The dry cleaner had taken my ticket and was looking for my good suit when the man behind me said, "You're Bill Gold, aren't you?"
When I pleaded nolo contendere to the charge, he said, "I'm David R. Isen. I'd like to ask you a question."
"What is it?" I inquired.
"You fellows on the newspapers frequently write about smokers who pollute the air with their cigarettes and cigars," Isen said. "What I'd like to know is how come you never point out that the person who refuses to stay at home when he has a cold pollutes the air a lot worse than any smoker?"
"You're right," I said. "We really ought to get that point across a lot more emphatically than we do - especially at this time of the year."
"All you need is one guy who is coughing and sneezing in an office and he infects a half dozen others," Isen went on. "Each of those six infect another half dozen.

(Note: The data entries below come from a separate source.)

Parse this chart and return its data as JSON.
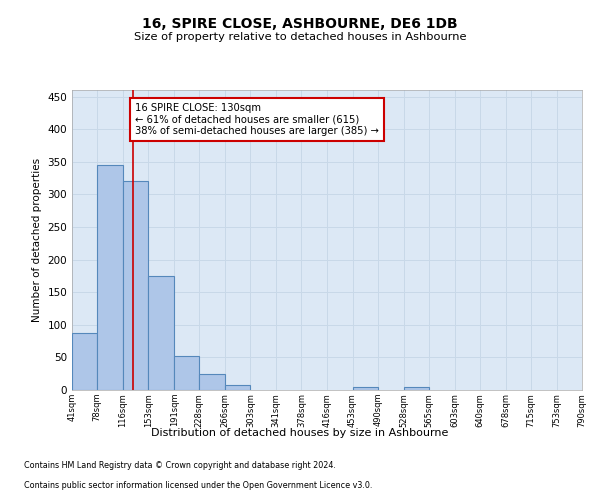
{
  "title": "16, SPIRE CLOSE, ASHBOURNE, DE6 1DB",
  "subtitle": "Size of property relative to detached houses in Ashbourne",
  "xlabel": "Distribution of detached houses by size in Ashbourne",
  "ylabel": "Number of detached properties",
  "bin_edges": [
    41,
    78,
    116,
    153,
    191,
    228,
    266,
    303,
    341,
    378,
    416,
    453,
    490,
    528,
    565,
    603,
    640,
    678,
    715,
    753,
    790
  ],
  "bar_heights": [
    88,
    345,
    320,
    175,
    52,
    25,
    8,
    0,
    0,
    0,
    0,
    5,
    0,
    5,
    0,
    0,
    0,
    0,
    0,
    0
  ],
  "bar_color": "#aec6e8",
  "bar_edge_color": "#5588bb",
  "grid_color": "#c8d8e8",
  "red_line_x": 130,
  "red_line_color": "#cc0000",
  "annotation_text": "16 SPIRE CLOSE: 130sqm\n← 61% of detached houses are smaller (615)\n38% of semi-detached houses are larger (385) →",
  "annotation_box_color": "#ffffff",
  "annotation_box_edgecolor": "#cc0000",
  "ylim": [
    0,
    460
  ],
  "yticks": [
    0,
    50,
    100,
    150,
    200,
    250,
    300,
    350,
    400,
    450
  ],
  "footer_line1": "Contains HM Land Registry data © Crown copyright and database right 2024.",
  "footer_line2": "Contains public sector information licensed under the Open Government Licence v3.0.",
  "background_color": "#ffffff",
  "plot_bg_color": "#dce8f5"
}
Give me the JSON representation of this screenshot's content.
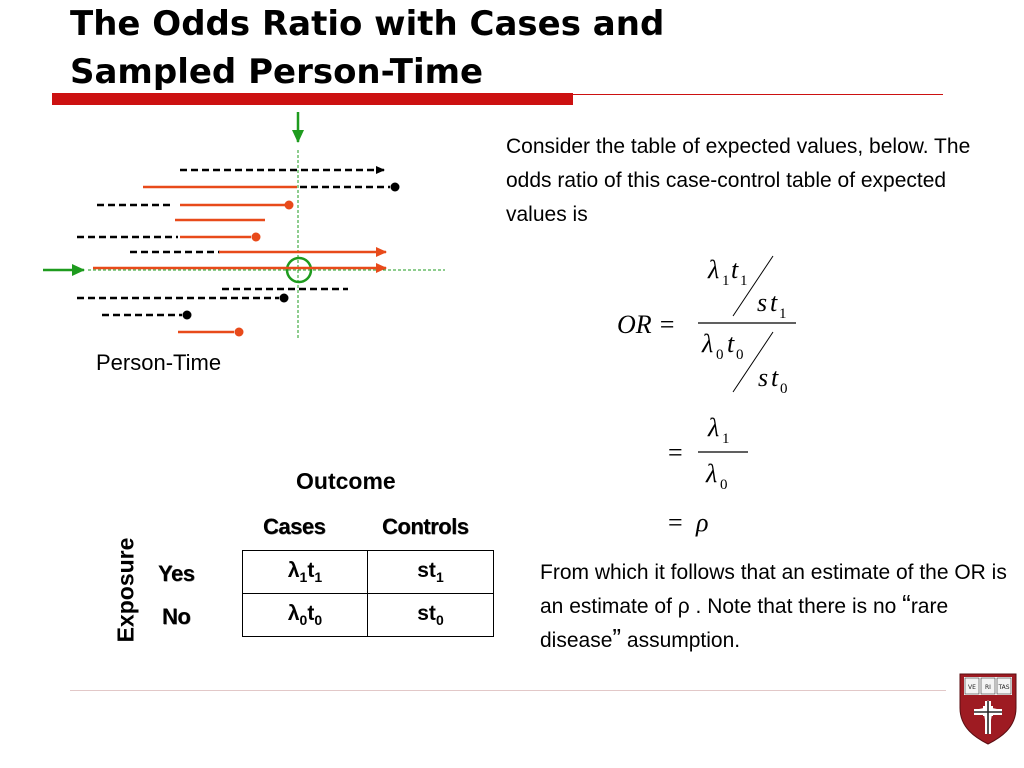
{
  "title": {
    "line1": "The Odds Ratio with Cases and",
    "line2": "Sampled Person-Time"
  },
  "diagram": {
    "person_time_label": "Person-Time"
  },
  "intro_text": "Consider the table of expected values, below.  The odds ratio of this case-control table of expected values is",
  "equation": {
    "lhs": "OR =",
    "lambda": "λ",
    "t": "t",
    "s": "s",
    "rho": "ρ",
    "equals": "=",
    "sub_1": "1",
    "sub_0": "0"
  },
  "table": {
    "outcome_label": "Outcome",
    "exposure_label": "Exposure",
    "columns": [
      "Cases",
      "Controls"
    ],
    "rows": [
      {
        "label": "Yes",
        "cases": {
          "base": "λ",
          "s1": "1",
          "mid": "t",
          "s2": "1"
        },
        "controls": {
          "base": "st",
          "s1": "1"
        }
      },
      {
        "label": "No",
        "cases": {
          "base": "λ",
          "s1": "0",
          "mid": "t",
          "s2": "0"
        },
        "controls": {
          "base": "st",
          "s1": "0"
        }
      }
    ]
  },
  "conclusion": {
    "part1": "From which it follows that an estimate of the OR is an estimate of ρ .  Note that there is no ",
    "open_quote": "“",
    "quoted": "rare disease",
    "close_quote": "”",
    "part2": " assumption."
  },
  "colors": {
    "accent_red": "#cc1111",
    "line_orange": "#e84a1a",
    "marker_green": "#1e9b1e"
  },
  "logo": {
    "name": "harvard-shield-logo",
    "mottos": [
      "VE",
      "RI",
      "TAS"
    ]
  }
}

By the end of the week, there are enough people down with colds to transform Group Health into Group Sickness. If the first guy had just had the good sense to stay in bed when he caught a cold, the whole thing could have been avoided."

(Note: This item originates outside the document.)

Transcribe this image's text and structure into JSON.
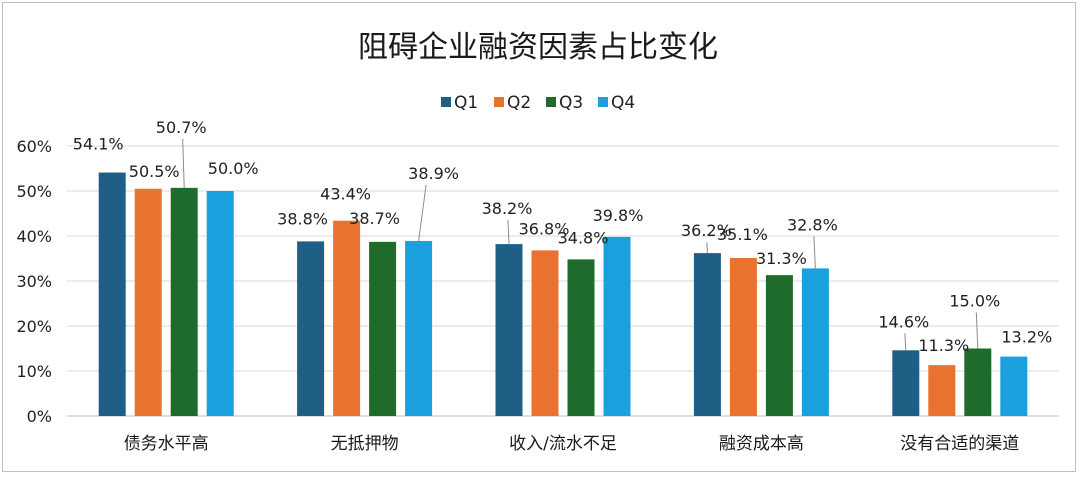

"You're right," I said. "I'll write my Tuesday column on the subject. Friday and Monday will have to be about Children's Hospital, but I'll write it for Tuesday."
So here it is time to write the Tuesday column, and I have the grand-daddy of all colds. I've been sneezing and wheezing all weekend, but staying in bed is out of the question. Too much work to do.
Theoretically, one should stay at home - but not one who is still $163,000 short of his goal for Children's Hospital.